Sorel, 15 mai 2000. Dans la chapelle Notre-Dame-du-Perpétuel-Secours, à Sorel, nous sommes nombreux à pleurer. On n'est plus journaliste ou artiste ou ami ou proche, on est juste des centaines, des milliers d'affligés parce qu'André s'est fait hara-kiri quelques jours auparavant. Et le pauvre curé célébrant n'arrange rien en lâchant des phrases hallucinantes comme «ça a été un coup de poignard au coeur quand on a appris la mort d'André». Eh, misère...

Oui, ce sont les funérailles d'André «Dédé» Fortin. C'est difficile, cet après-midi-là, de penser à autre chose qu'à la mort, que ce soit quand Richard Desjardins entonne Le coeur est un oiseau ou quand s'élève la voix de Jeff Buckley - mort, lui, à 28 ans, dans des circonstances mystérieuses - reprenant Hallelujah de Leonard Cohen (la version préférée de Dédé, qui l'écoutait en boucle).

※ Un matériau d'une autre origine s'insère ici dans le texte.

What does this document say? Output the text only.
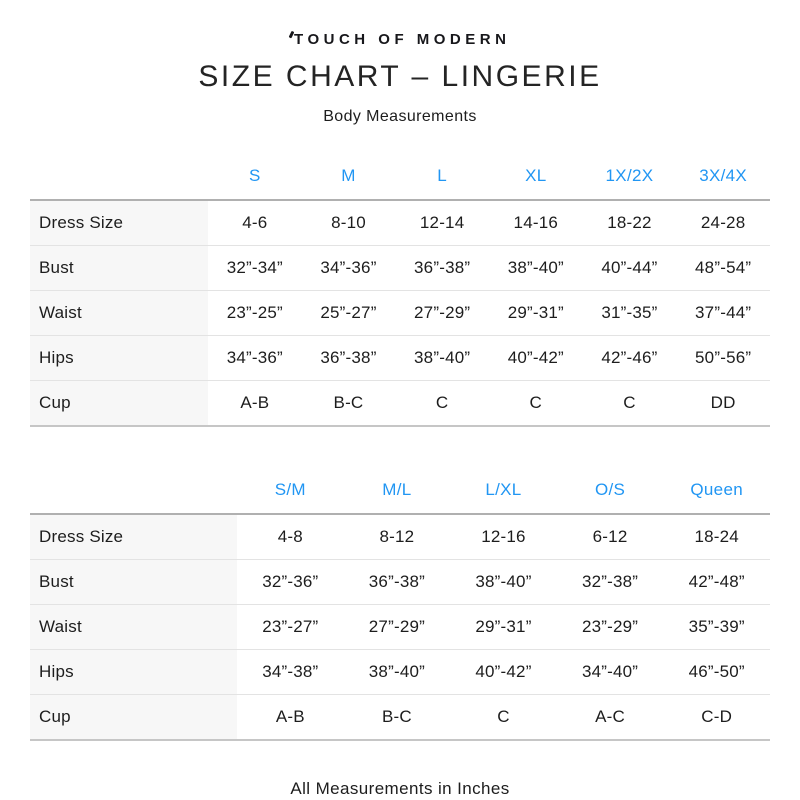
TOUCH OF MODERN
SIZE CHART – LINGERIE
Body Measurements
	S	M	L	XL	1X/2X	3X/4X
Dress Size	4-6	8-10	12-14	14-16	18-22	24-28
Bust	32”-34”	34”-36”	36”-38”	38”-40”	40”-44”	48”-54”
Waist	23”-25”	25”-27”	27”-29”	29”-31”	31”-35”	37”-44”
Hips	34”-36”	36”-38”	38”-40”	40”-42”	42”-46”	50”-56”
Cup	A-B	B-C	C	C	C	DD
	S/M	M/L	L/XL	O/S	Queen
Dress Size	4-8	8-12	12-16	6-12	18-24
Bust	32”-36”	36”-38”	38”-40”	32”-38”	42”-48”
Waist	23”-27”	27”-29”	29”-31”	23”-29”	35”-39”
Hips	34”-38”	38”-40”	40”-42”	34”-40”	46”-50”
Cup	A-B	B-C	C	A-C	C-D
All Measurements in Inches
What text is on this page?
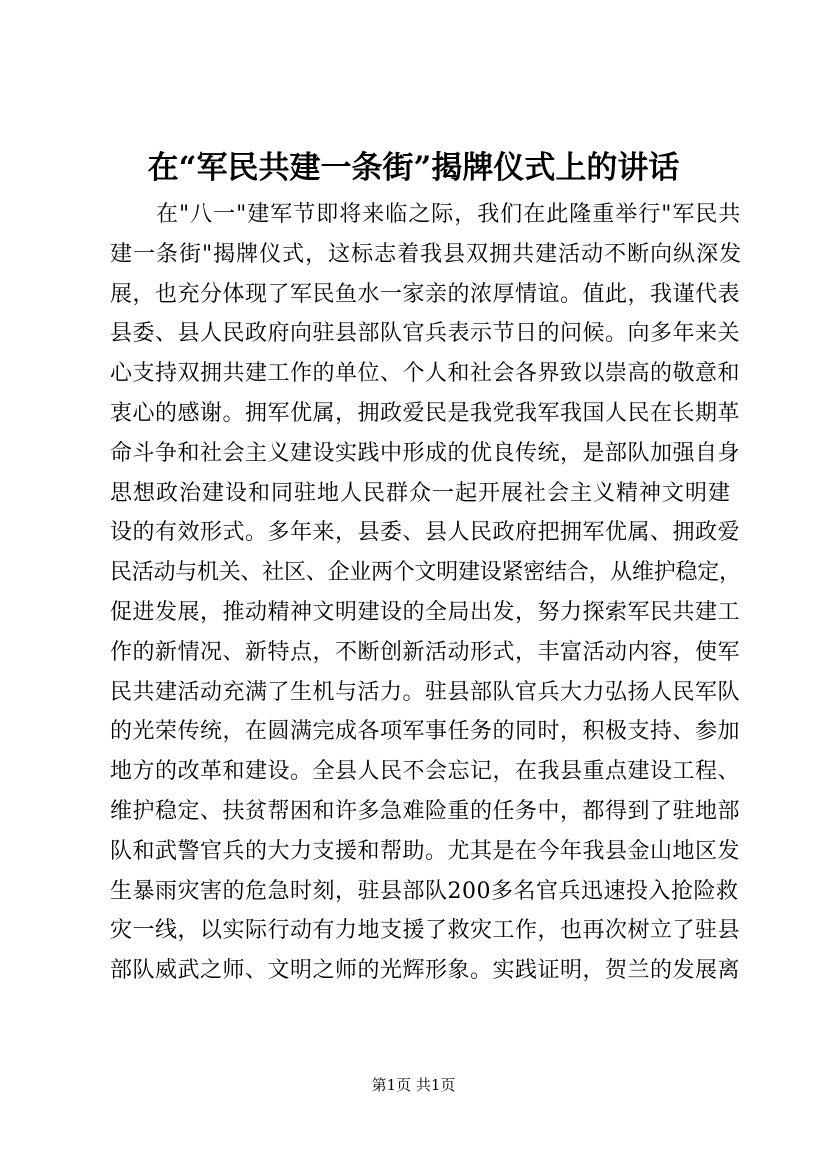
在“军民共建一条街”揭牌仪式上的讲话
在"八一"建军节即将来临之际，我们在此隆重举行"军民共
建一条街"揭牌仪式，这标志着我县双拥共建活动不断向纵深发
展，也充分体现了军民鱼水一家亲的浓厚情谊。值此，我谨代表
县委、县人民政府向驻县部队官兵表示节日的问候。向多年来关
心支持双拥共建工作的单位、个人和社会各界致以崇高的敬意和
衷心的感谢。拥军优属，拥政爱民是我党我军我国人民在长期革
命斗争和社会主义建设实践中形成的优良传统，是部队加强自身
思想政治建设和同驻地人民群众一起开展社会主义精神文明建
设的有效形式。多年来，县委、县人民政府把拥军优属、拥政爱
民活动与机关、社区、企业两个文明建设紧密结合，从维护稳定，
促进发展，推动精神文明建设的全局出发，努力探索军民共建工
作的新情况、新特点，不断创新活动形式，丰富活动内容，使军
民共建活动充满了生机与活力。驻县部队官兵大力弘扬人民军队
的光荣传统，在圆满完成各项军事任务的同时，积极支持、参加
地方的改革和建设。全县人民不会忘记，在我县重点建设工程、
维护稳定、扶贫帮困和许多急难险重的任务中，都得到了驻地部
队和武警官兵的大力支援和帮助。尤其是在今年我县金山地区发
生暴雨灾害的危急时刻，驻县部队200多名官兵迅速投入抢险救
灾一线，以实际行动有力地支援了救灾工作，也再次树立了驻县
部队威武之师、文明之师的光辉形象。实践证明，贺兰的发展离
第1页 共1页
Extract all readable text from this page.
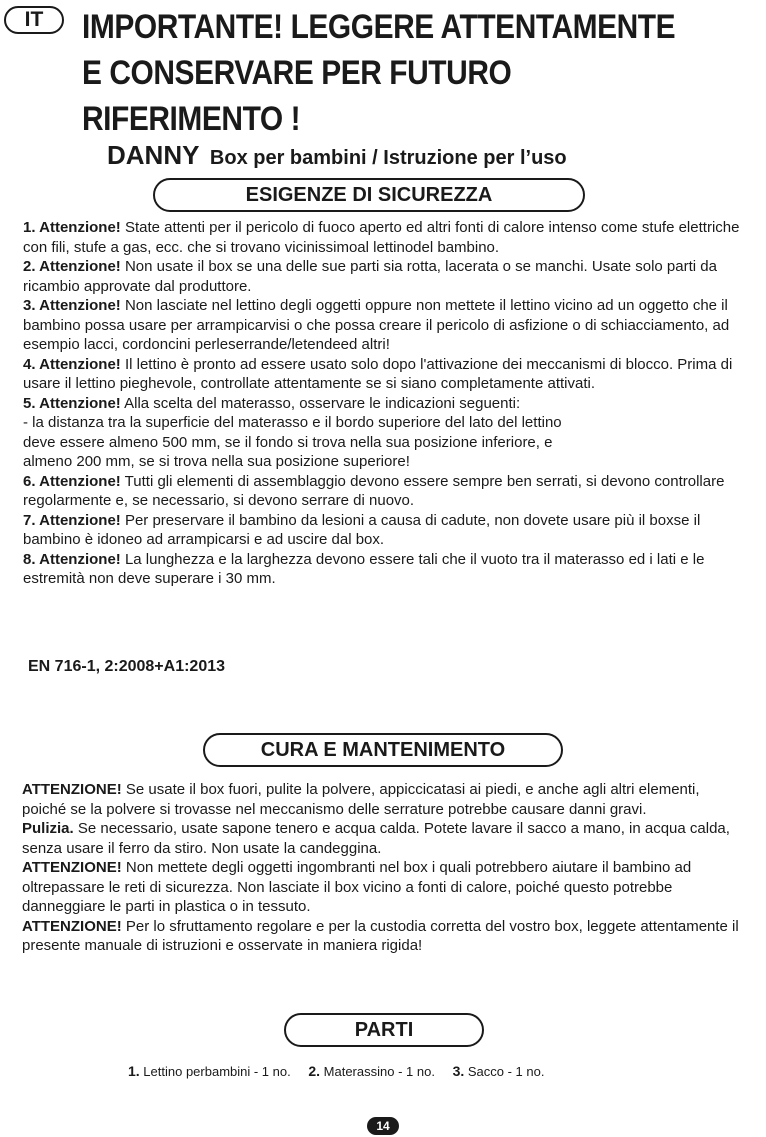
IT	IMPORTANTE! LEGGERE ATTENTAMENTE
E CONSERVARE PER FUTURO
RIFERIMENTO !
DANNY Box per bambini / Istruzione per l’uso
ESIGENZE DI SICUREZZA

1. Attenzione! State attenti per il pericolo di fuoco aperto ed altri fonti di calore intenso come stufe elettriche con fili, stufe a gas, ecc. che si trovano vicinissimoal lettinodel bambino.

2. Attenzione! Non usate il box se una delle sue parti sia rotta, lacerata o se manchi. Usate solo parti da ricambio approvate dal produttore.

3. Attenzione! Non lasciate nel lettino degli oggetti oppure non mettete il lettino vicino ad un oggetto che il bambino possa usare per arrampicarvisi o che possa creare il pericolo di asfizione o di schiacciamento, ad esempio lacci, cordoncini perleserrande/letendeed altri!

4. Attenzione! Il lettino è pronto ad essere usato solo dopo l'attivazione dei meccanismi di blocco. Prima di usare il lettino pieghevole, controllate attentamente se si siano completamente attivati.

5. Attenzione! Alla scelta del materasso, osservare le indicazioni seguenti:
- la distanza tra la superficie del materasso e il bordo superiore del lato del lettino
deve essere almeno 500 mm, se il fondo si trova nella sua posizione inferiore, e
almeno 200 mm, se si trova nella sua posizione superiore!

6. Attenzione! Tutti gli elementi di assemblaggio devono essere sempre ben serrati, si devono controllare regolarmente e, se necessario, si devono serrare di nuovo.

7. Attenzione! Per preservare il bambino da lesioni a causa di cadute, non dovete usare più il boxse il bambino è idoneo ad arrampicarsi e ad uscire dal box.

8. Attenzione! La lunghezza e la larghezza devono essere tali che il vuoto tra il materasso ed i lati e le estremità non deve superare i 30 mm.

EN 716-1, 2:2008+A1:2013
CURA E MANTENIMENTO

ATTENZIONE! Se usate il box fuori, pulite la polvere, appiccicatasi ai piedi, e anche agli altri elementi, poiché se la polvere si trovasse nel meccanismo delle serrature potrebbe causare danni gravi.

Pulizia. Se necessario, usate sapone tenero e acqua calda. Potete lavare il sacco a mano, in acqua calda, senza usare il ferro da stiro. Non usate la candeggina.

ATTENZIONE! Non mettete degli oggetti ingombranti nel box i quali potrebbero aiutare il bambino ad oltrepassare le reti di sicurezza. Non lasciate il box vicino a fonti di calore, poiché questo potrebbe danneggiare le parti in plastica o in tessuto.

ATTENZIONE! Per lo sfruttamento regolare e per la custodia corretta del vostro box, leggete attentamente il presente manuale di istruzioni e osservate in maniera rigida!

PARTI
1. Lettino perbambini - 1 no. 2. Materassino - 1 no. 3. Sacco - 1 no.
14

C'est difficile de ne pas songer aux derniers instants d'André... Jusqu'à ce que, à la toute fin de la messe, se lèvent les frères Diouf, dont les voix, les paroles en wolof et les percussions sont à jamais liées à la chanson Tassez-vous de d'là des Colocs. En cet étrange jour de mai, Hadji et Karim s'installent simplement dans le choeur de l'église avec leurs instruments, sourient et invitent toute la famille de Dédé, tous les membres des Colocs, mais aussi tous ceux qui sont présents à se lever, à chanter et à danser. Sur une chanson venue de leur Sénégal natal qui parle de pardon, d'acceptation, de rédemption, de guérison. Et tous, parents, musiciens, amis, proches se lèvent et chantent et dansent.

Et la vie reprend soudain tous ses droits. En cet après-midi lourd, nous chantons - en wolof, dans une église catholique, à Sorel! - notre amour pour André disparu. Qui d'autre que Dédé, qui d'autre que les Colocs auraient pu permettre de vivre un tel moment? À ce jour, pour moi, ces quelques minutes résument l'importance dans nos vies et notre musique des Colocs, autant que les super shows, les textes solides, les musiques imparables, l'humour cinglant, les clips puissants.

Et quand je doute, je me fredonne la fin de Tassez-vous de d'là: «Ma woloula, Dédé, woloula». Je te fais confiance, Dédé, je crois en toi. Et en la musique.